Les autorités suisses ont acquis 13 millions de doses pour un coût de 84 millions de francs au total. Keystone

Le 11 juin 2009, l’OMS déclarait l’état de pandémie mondiale pour la grippe A / H1N1. Un an plus tard, des ombres persistent au tableau de l’organisation. Présidente de la commission de santé du Conseil de l’Europe, Liliane Maury Pasquier livre son regard sur ces événements.

«Le monde se trouve face à un début de grippe pandémique». Ces mots, prononcés il y a une année par la directrice générale de l’Organisation mondiale de la santé (OMS), Margaret Chan, étaient peu rassurants. En élevant le niveau d’alerte à la phase 6 (sur 6), l’OMS avait décrété le début de la première pandémie depuis 41 ans.

Douze mois après le début de ce qui aurait pu, selon certains, se transformer en une influenza encore plus meurtrière que la grippe espagnole de 1918, le bilan parle de lui-même: 18’156 décès des suites du virus H1N1 à l’échelle mondiale. En comparaison, une grippe saisonnière peut entraîner en moyenne la mort de 250’000 à 500’000 malades.

Ces dernières semaines, l’action de l’organisation internationale a été sous le feu de la critique. Une enquête publiée par le British Medical Journal a mis en lumière les liens existant entre certains membres de la commission d’experts de l’OMS et l’industrie pharmaceutique. La commission de la santé de l’Assemblée parlementaire du Conseil de l’Europe – qui a publié début juin un rapport sur la gestion de la pandémie, ensuite soumis au plénum le 24 juin – a fustigé le manque de transparence de l’OMS.

Les explications de Liliane Maury Pasquier, conseillère aux Etats (Chambre haute) socialiste genevoise et présidente de la commission de la santé du Conseil de l’Europe.

swissinfo.ch: Lors de la présentation de votre rapport, le rapporteur Paul Flynn a déclaré que la pandémie «ne s’est jamais véritablement produite». Quels éléments vous ont-ils permis de parvenir à une telle conclusion?

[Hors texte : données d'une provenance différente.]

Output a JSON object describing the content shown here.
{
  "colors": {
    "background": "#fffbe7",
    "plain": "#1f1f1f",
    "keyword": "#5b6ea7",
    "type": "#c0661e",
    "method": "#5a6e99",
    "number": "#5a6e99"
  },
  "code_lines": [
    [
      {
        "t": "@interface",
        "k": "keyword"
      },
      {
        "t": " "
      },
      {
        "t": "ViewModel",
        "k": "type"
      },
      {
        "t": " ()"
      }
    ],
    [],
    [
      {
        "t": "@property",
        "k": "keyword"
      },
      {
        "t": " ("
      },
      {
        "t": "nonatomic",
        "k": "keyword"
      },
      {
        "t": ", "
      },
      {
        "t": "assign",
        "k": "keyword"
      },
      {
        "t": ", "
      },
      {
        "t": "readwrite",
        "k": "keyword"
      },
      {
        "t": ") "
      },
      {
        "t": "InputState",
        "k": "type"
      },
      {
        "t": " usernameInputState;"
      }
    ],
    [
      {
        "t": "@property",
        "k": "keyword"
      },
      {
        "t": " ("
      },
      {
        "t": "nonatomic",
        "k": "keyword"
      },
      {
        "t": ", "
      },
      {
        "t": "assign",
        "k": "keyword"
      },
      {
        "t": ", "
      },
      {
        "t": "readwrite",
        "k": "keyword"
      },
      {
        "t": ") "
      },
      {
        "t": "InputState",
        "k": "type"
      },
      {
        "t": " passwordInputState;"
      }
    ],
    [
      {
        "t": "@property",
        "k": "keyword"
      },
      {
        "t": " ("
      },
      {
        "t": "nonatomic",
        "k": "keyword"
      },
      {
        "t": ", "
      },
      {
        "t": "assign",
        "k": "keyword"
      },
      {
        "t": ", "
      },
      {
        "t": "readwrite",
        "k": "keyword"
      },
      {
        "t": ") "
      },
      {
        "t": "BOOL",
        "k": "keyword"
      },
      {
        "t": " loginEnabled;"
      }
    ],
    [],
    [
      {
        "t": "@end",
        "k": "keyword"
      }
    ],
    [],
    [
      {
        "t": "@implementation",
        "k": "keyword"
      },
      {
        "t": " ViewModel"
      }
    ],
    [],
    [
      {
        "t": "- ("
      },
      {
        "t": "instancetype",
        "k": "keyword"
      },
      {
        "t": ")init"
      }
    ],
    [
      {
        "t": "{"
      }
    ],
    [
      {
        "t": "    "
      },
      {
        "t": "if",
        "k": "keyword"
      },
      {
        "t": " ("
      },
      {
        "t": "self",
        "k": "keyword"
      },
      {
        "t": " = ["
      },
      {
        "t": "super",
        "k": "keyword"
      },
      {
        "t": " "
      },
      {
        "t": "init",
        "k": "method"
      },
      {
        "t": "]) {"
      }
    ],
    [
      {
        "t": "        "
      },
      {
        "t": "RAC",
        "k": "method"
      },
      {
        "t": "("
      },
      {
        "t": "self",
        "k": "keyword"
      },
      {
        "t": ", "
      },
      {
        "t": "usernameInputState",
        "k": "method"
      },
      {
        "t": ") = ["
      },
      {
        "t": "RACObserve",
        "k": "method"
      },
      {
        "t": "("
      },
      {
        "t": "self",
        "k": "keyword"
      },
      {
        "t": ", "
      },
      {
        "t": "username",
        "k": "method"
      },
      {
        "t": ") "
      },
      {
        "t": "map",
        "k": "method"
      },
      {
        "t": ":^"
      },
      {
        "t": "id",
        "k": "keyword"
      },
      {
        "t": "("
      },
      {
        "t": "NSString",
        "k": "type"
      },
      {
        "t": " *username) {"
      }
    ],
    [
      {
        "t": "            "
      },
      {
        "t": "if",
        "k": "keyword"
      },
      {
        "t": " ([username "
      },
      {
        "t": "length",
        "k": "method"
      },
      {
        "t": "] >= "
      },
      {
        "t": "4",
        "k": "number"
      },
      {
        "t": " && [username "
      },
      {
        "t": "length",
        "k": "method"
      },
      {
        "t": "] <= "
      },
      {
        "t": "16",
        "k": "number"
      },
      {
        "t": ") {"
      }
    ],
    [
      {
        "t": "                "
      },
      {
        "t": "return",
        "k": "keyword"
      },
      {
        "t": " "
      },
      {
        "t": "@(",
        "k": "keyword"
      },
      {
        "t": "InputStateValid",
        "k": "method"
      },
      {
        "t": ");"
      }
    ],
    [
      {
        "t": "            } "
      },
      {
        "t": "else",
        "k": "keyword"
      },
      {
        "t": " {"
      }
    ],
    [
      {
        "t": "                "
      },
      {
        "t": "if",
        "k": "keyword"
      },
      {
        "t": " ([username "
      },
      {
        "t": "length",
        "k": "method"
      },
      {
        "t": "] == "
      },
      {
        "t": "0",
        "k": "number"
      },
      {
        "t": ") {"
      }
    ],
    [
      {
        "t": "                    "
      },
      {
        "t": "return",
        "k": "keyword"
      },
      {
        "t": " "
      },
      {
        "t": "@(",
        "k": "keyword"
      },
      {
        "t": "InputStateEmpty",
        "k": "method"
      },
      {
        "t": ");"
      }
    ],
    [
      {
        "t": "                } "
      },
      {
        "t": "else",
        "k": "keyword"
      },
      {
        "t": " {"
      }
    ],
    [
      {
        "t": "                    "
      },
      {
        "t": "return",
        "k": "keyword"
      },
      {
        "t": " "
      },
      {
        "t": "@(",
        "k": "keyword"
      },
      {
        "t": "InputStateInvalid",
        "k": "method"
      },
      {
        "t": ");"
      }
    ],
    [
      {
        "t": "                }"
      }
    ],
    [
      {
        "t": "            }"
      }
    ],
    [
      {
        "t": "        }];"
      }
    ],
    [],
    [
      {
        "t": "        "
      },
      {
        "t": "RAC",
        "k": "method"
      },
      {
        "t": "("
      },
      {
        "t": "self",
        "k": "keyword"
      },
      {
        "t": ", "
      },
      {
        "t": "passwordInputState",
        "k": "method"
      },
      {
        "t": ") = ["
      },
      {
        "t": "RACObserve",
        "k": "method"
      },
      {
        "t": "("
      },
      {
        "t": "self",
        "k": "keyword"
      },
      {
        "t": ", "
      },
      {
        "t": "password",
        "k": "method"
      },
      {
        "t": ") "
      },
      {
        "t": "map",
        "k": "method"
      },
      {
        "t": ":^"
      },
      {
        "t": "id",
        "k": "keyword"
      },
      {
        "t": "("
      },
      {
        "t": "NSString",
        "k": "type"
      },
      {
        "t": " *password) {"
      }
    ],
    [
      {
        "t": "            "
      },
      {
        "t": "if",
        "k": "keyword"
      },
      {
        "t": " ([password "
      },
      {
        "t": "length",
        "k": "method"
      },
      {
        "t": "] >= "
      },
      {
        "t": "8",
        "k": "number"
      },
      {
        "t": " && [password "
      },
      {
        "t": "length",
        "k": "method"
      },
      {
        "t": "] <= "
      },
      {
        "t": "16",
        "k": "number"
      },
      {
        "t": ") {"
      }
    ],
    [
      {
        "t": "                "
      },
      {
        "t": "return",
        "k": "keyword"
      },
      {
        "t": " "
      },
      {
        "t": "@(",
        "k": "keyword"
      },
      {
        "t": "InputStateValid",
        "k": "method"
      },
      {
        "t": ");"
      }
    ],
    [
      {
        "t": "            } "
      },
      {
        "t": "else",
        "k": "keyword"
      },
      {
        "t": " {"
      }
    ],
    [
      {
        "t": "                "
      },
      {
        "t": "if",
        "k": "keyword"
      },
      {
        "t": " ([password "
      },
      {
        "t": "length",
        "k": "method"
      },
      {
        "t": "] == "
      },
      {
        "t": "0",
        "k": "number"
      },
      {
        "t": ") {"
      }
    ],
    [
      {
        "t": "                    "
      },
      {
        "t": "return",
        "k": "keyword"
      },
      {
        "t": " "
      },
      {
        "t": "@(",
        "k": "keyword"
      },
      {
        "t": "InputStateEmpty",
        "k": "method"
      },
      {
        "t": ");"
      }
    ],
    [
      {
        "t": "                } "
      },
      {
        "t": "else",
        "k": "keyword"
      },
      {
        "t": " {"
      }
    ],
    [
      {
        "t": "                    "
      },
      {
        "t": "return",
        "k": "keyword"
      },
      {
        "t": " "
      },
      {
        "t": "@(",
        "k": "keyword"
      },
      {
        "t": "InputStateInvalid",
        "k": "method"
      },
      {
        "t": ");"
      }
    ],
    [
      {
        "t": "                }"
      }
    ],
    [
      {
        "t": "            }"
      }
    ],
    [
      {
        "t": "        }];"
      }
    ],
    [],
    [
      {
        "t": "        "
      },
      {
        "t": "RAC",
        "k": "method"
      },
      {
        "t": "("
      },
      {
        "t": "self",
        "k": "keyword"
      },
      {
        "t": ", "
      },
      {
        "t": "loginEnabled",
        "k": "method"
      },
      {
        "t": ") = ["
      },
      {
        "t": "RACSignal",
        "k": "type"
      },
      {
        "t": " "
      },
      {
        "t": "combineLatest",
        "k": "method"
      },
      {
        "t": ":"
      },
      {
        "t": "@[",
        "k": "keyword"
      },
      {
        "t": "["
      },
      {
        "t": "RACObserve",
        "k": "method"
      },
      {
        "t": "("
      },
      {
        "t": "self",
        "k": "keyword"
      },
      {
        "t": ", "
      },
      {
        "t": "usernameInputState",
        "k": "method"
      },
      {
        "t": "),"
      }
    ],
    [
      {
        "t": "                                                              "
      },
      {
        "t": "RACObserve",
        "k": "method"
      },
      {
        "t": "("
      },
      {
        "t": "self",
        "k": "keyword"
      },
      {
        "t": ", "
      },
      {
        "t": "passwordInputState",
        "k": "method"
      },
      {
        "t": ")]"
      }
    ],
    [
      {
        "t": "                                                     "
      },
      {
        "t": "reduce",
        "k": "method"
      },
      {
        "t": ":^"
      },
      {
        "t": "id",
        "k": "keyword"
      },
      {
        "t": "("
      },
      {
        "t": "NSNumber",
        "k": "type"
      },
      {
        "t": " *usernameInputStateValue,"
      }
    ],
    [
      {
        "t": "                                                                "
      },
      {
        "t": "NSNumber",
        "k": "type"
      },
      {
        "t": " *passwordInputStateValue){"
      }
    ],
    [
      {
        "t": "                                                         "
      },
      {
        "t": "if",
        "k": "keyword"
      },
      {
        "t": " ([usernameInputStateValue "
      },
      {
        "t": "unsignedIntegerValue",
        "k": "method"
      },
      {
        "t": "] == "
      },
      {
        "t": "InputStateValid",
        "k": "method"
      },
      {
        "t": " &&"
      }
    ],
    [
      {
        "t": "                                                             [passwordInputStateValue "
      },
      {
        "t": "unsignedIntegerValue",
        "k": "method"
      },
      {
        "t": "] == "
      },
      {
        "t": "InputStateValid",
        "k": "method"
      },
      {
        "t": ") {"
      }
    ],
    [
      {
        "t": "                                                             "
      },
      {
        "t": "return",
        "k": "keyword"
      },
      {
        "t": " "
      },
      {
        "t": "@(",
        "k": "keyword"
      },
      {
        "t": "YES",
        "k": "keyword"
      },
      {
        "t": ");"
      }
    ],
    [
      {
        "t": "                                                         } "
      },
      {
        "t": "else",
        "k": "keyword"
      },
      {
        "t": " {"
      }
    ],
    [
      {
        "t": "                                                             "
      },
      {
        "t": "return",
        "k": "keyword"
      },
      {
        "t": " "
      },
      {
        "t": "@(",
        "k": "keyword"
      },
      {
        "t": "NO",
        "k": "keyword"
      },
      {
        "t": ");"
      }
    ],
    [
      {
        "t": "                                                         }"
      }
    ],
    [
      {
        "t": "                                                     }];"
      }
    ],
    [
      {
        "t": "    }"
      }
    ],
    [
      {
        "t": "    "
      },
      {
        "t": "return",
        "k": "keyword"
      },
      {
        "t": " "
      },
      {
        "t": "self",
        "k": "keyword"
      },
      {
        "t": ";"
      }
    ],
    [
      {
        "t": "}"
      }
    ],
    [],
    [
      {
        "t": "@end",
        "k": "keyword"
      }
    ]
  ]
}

Liliane Maury Pasquier: Nous n’avons pas affirmé que la pandémie ne s’est pas produite, mais plutôt que si la définition n’avait pas été modifiée, il n’aurait pas pu être question de pandémie. Les définitions précédentes incluaient toujours la notion de gravité. Dès le mois de mai 2009, et après l’apparition des premiers cas au Mexique, l’OMS a modifié la définition, en éludant cette notion.

Certes, l’OMS le conteste et affirme n’avoir jamais modifié la définition de la pandémie. Pourtant, à la lecture des réponses fournies, je me dis que nous ne parlons peut-être pas la même langue, puisque tant dans la définition de 1999 que dans celle de 2005, cette notion de gravité était bel et bien présente.

S’interroger sur les causes de ce changement n’est pas irrelevant, sachant que c’est précisément l’élévation au niveau 6 qui enclenche le processus d’alerte pandémique, c’est-à-dire, le changement de priorité dans la politique de santé publique de l’industrie pharmaceutique, la production de vaccins…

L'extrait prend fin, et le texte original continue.